Two Port Coquitlam teachers were given premier’s awards for excellence in education last Friday for encouraging their students to broaden their horizons and make a difference in the world.
Sean Robinson, a Science 9 teacher at Riverside secondary, won in the area of technology and innovation for connecting students with peers from other countries to work on projects, including a solar-powered light for homes in the Dominican Republic that don’t have regular electricity.
Ryan Cho, a social justice and music teacher at Terry Fox secondary, whose students made a video promoting consent culture and held a protest in support of the #metoo anti-sexual harassment campaign, won for social inclusion.

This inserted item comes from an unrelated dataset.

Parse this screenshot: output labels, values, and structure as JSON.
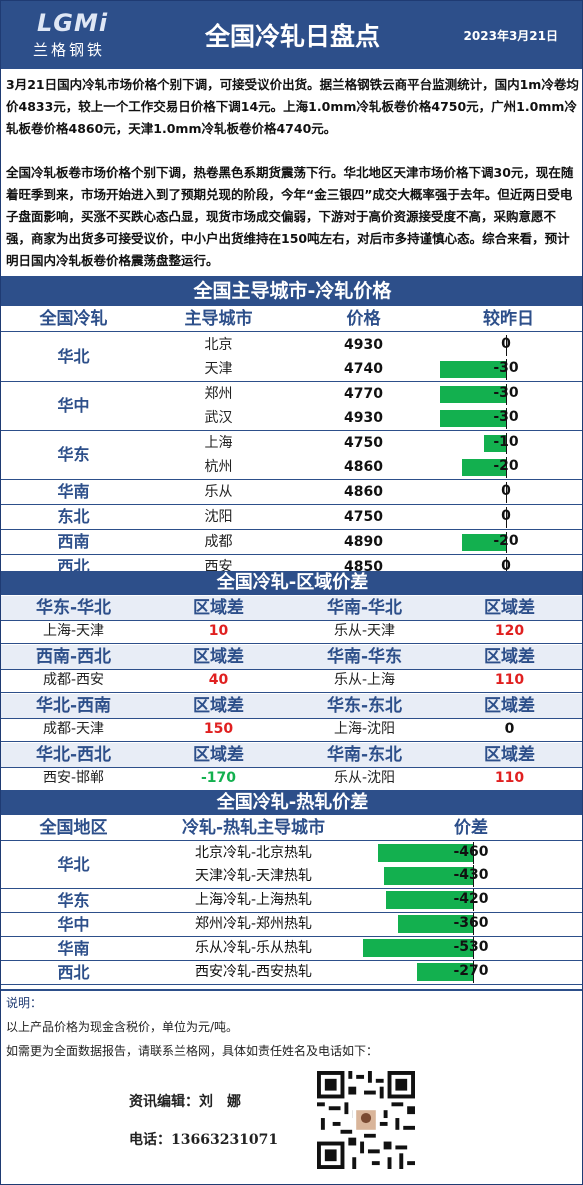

The two were honoured along with a third teacher, Hasheem Hakeem, a French teacher at Dr. Charles Best secondary in Coquitlam who was a finalist in the diversity and inclusion category. They all rubbed shoulders with Premier John Horgan and Education Minister Rob Fleming at a dinner in Victoria.
“What was really nice, we were all in Victoria, with teachers from big towns and small towns, and hearing their stories. Ad it’s really nice to see a provincial government to show support for teachers in this way,” Cho told the Tri-City News.
Robinson said he, too, enjoyed the event and was glad he could invite a guest — the student and parent who nominated him for the award.
“It provided an opportunity for teachers to make those connections with other teachers. What a great event to have all these teachers, movers and shakers from around the province all together,” said Robinson.
Robinson and Cho, who were also recognized at a board of education meeting Tuesday, said they were honoured to be chosen among many great teachers.
Board chair Kerri Palmer Isaak, who also attended the dinner, said she is pleased local teachers were nominated.
“It's so important we are recognizing the outstanding contributors,” Palmer Isaak said.
Winners from each of the categories will receive a $3,000 personal bursary for professional learning and a $2,000 contribution to their school community for professional learning.
And Cho and Robinson's work is far from over.
Cho said he will continue to promote consent culture among youth, whereby someone asks for permission before getting physical, whether it be a hug, kiss or more, to reduce misunderstandings and potential instances of sexual assault. He asked trustees at the board meeting to consider such a policy for schools.
“To me, that’s the next step. How could we be a model for other schools and districts,” Cho said.
Robinson, meanwhile, has written a book to help teachers use connections-based learning and his science students are connecting with peers in Kampala, Uganda to find ways to address lighting in electricity-poor areas of their country.
“My students are brainstorming many ideas of ways to help. One group is considering developing a bike generator, another is looking at solar technology. We’ll just see what they come up with.”